US Dollar Index technical analysis: watch out for the avalanche to 101.00

The US Dollar is taking a firm step back against most currencies. Gains against the South Korean Won and the Japanese Yen are softening the blow a bit, while the risk of a further jump higher for the EUR/USD pair grows. This results in the US dollar index (DXY) breaking below 102.00, printing a new monthly low.

On the upside, the 55-day Simple Moving Average (SMA) at 102.58 is acting as resistance and could limit any recovery. Should the DXY edge up further, look for the 103.00 psychological level as the next big challenge to the upside. The 100-day SMA at 103.06 will be key to reach should the DXY want to advance even more..
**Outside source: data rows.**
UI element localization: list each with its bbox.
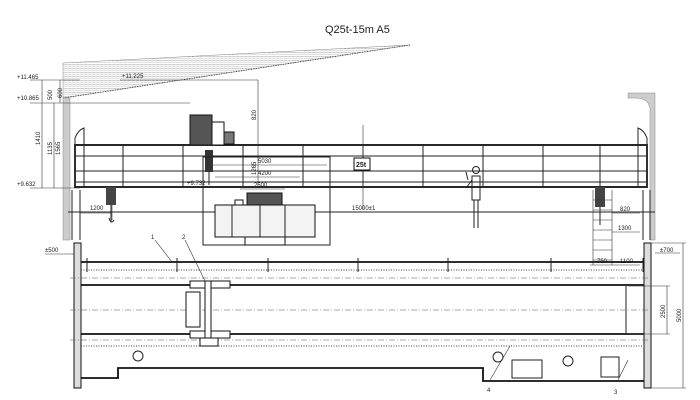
part-label-2: 2 [182, 235, 186, 241]
rail-gauge-label: 2500 [661, 304, 667, 318]
part-label-4: 4 [487, 388, 491, 394]
dim-label: 500 [48, 89, 54, 100]
span-label: 15000±1 [352, 206, 376, 212]
right-hook [595, 187, 605, 225]
dim-label: 600 [58, 87, 64, 98]
level-label: +11.225 [122, 74, 144, 80]
inset-dim: 2500 [254, 183, 268, 189]
dim-label: 1135 [48, 141, 54, 155]
dim-label: 1565 [56, 141, 62, 155]
elevation-view: 25t [17, 44, 680, 266]
dim-label: 820 [252, 109, 258, 120]
plan-trolley [185, 280, 231, 347]
left-end-carriage [71, 127, 85, 240]
level-label: +10.865 [17, 96, 40, 102]
level-label: +11.465 [17, 75, 39, 81]
part-label-3: 3 [614, 390, 618, 396]
left-end-truck [73, 242, 82, 389]
bridge-girder: 25t [74, 125, 648, 210]
wheel-base-label: 5000 [677, 308, 683, 322]
right-end-truck [643, 242, 652, 389]
access-ladder [592, 190, 613, 265]
inset-dim: 4200 [258, 171, 272, 177]
right-floor-label: ±700 [660, 248, 674, 254]
walkway-platform [81, 367, 644, 382]
capacity-plate-text: 25t [356, 162, 367, 169]
drawing-title: Q25t-15m A5 [325, 24, 390, 36]
part-label-1: 1 [151, 235, 155, 241]
dim-label: 1410 [36, 131, 42, 145]
left-wall [62, 97, 71, 241]
left-floor-label: ±500 [45, 248, 59, 254]
level-label: +9.632 [17, 182, 36, 188]
right-end-carriage [637, 127, 651, 240]
dim-label: 1265 [252, 161, 258, 175]
right-dim: 1300 [618, 226, 632, 232]
trolley-end-view [202, 156, 331, 246]
left-hook [106, 187, 116, 223]
capacity-plate [353, 157, 371, 171]
plan-view: 2500 5000 1 2 3 4 [70, 235, 686, 396]
level-label: +9.732 [187, 181, 206, 187]
hook-approach-label: 1200 [90, 206, 104, 212]
inset-dim: 5030 [258, 159, 272, 165]
operator-figure [465, 166, 481, 228]
plan-fittings [132, 350, 620, 379]
right-dim: 820 [620, 207, 631, 213]
trolley [189, 114, 235, 185]
right-wall [627, 92, 656, 241]
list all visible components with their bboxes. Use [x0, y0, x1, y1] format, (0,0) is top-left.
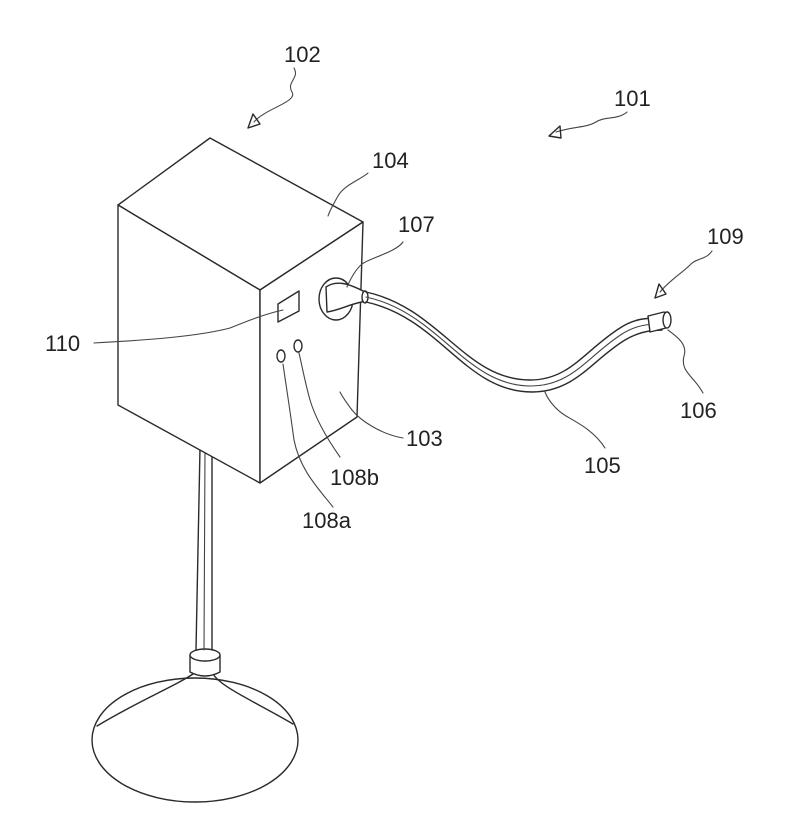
probe-tip — [648, 312, 671, 332]
arrow-109 — [660, 251, 712, 292]
label-108b: 108b — [330, 465, 379, 490]
label-109: 109 — [707, 224, 744, 249]
knob-108b — [294, 340, 302, 352]
arrow-101-head — [549, 126, 561, 138]
label-106: 106 — [680, 398, 717, 423]
label-108a: 108a — [302, 508, 352, 533]
leader-105 — [545, 392, 605, 448]
label-107: 107 — [398, 212, 435, 237]
arrow-102-head — [248, 114, 260, 128]
label-104: 104 — [372, 148, 409, 173]
label-105: 105 — [584, 453, 621, 478]
arrow-101 — [556, 112, 627, 132]
hose — [366, 292, 662, 392]
stand-base — [92, 672, 298, 802]
label-103: 103 — [406, 426, 443, 451]
stand-pole — [196, 448, 212, 650]
leader-106 — [668, 330, 703, 393]
stand-collar — [190, 649, 220, 676]
label-102: 102 — [284, 42, 321, 67]
arrow-102 — [254, 68, 296, 122]
knob-108a — [277, 350, 285, 362]
label-110: 110 — [45, 331, 80, 356]
label-101: 101 — [614, 86, 651, 111]
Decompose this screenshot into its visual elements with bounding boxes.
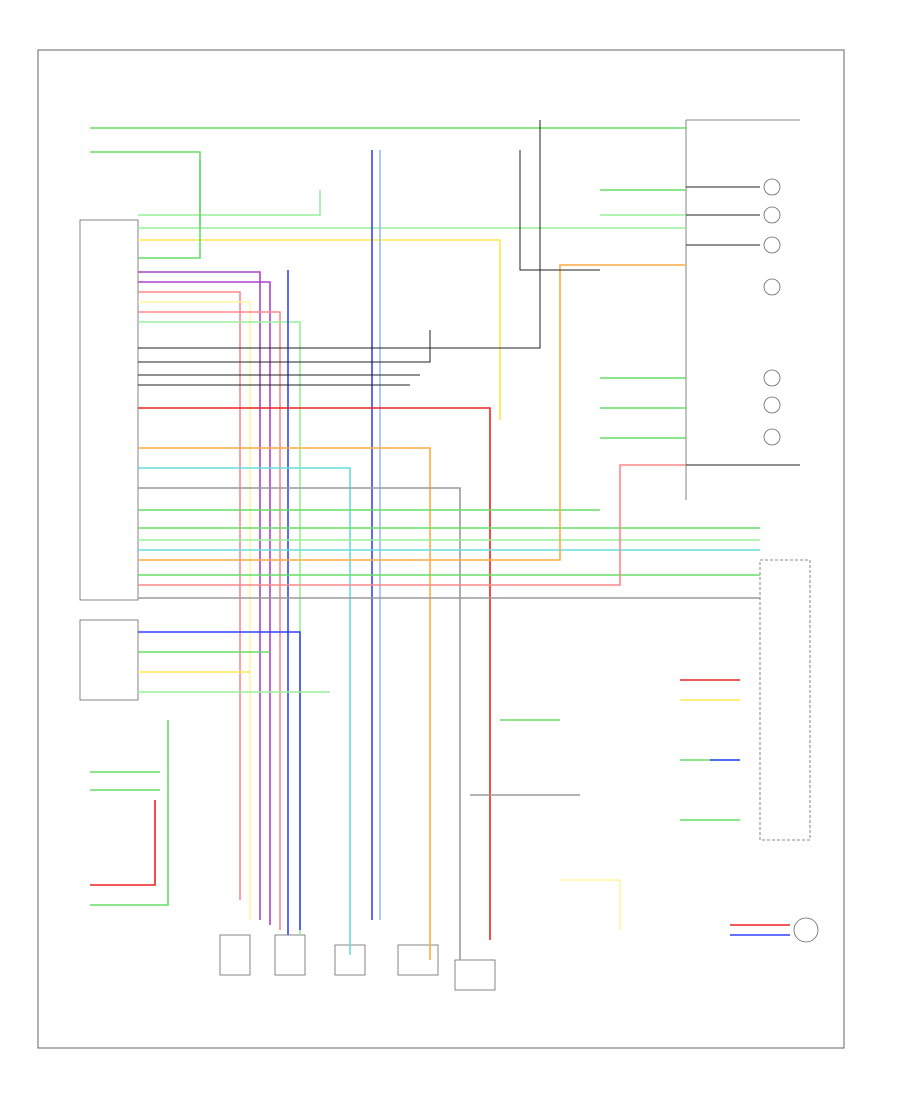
ecu-connector-block — [79, 219, 139, 701]
ground-wiring — [138, 120, 800, 466]
instrument-cluster — [685, 119, 811, 841]
wire-red-2 — [90, 800, 156, 886]
wire-green-10 — [90, 720, 169, 906]
wire-green-4 — [138, 321, 301, 935]
wire-yellow-1 — [138, 239, 501, 420]
wire-yellow-2 — [138, 301, 251, 920]
wire-orange-2 — [138, 264, 686, 561]
wire-cyan-1 — [138, 467, 351, 955]
wire-gray-1 — [138, 487, 461, 960]
wire-orange-1 — [138, 447, 431, 960]
diagram-frame — [37, 49, 845, 1049]
wire-harness — [90, 127, 790, 960]
wire-pink-1 — [138, 311, 281, 930]
bottom-components — [219, 917, 819, 991]
wire-red-main — [138, 407, 491, 940]
wire-lightgreen-1 — [138, 190, 321, 216]
wire-green-3 — [138, 160, 201, 259]
wire-red-1 — [138, 291, 241, 900]
wire-purple-1 — [138, 271, 261, 920]
wire-purple-2 — [138, 281, 271, 925]
wire-pink-2 — [138, 464, 686, 586]
wire-green-2 — [90, 151, 201, 228]
wire-yellow-5 — [560, 879, 621, 930]
cluster-indicator-bulbs — [763, 178, 781, 446]
wire-blue-4 — [138, 631, 301, 930]
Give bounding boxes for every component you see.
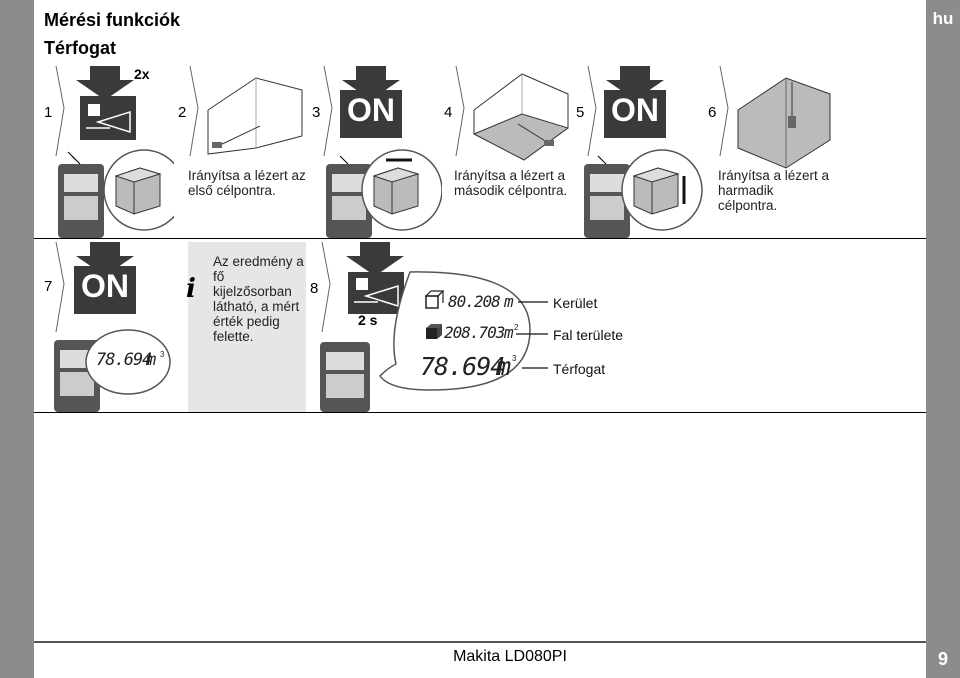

On the downside, the psychological level near 102.00 has been breached and is no longer in play. Once price action starts to further move away from it, expect to see risk growing for nosedive move towards 100.82. That means a challenge to this year’s low and would imply a substantial devaluation for the Greenback to come.

How is US Dollar correlated with US stock markets?

Stock markets in the US are likely to turn bearish if the Federal Reserve goes into a tightening cycle to battle rising inflation. Higher interest rates will ramp up the cost of borrowing and weigh on business investment. In that scenario, investors are likely to refrain from taking on high-risk, high-return positions. As a result of risk aversion and tight monetary policy, the US Dollar Index (DXY) should rise while the broad S&P 500 Index declines, revealing an inverse correlation,

During times of monetary loosening via lower interest rates and quantitative easing to ramp up economic activity, investors are likely to bet on assets that are expected to deliver higher returns, such as shares of technology companies. The Nasdaq Composite is a technology-heavy index and it is expected to outperform other major equity indexes in such a period. On the other hand, the US Dollar Index should turn bearish due to the rising supply money and the weakening safe-haven demand.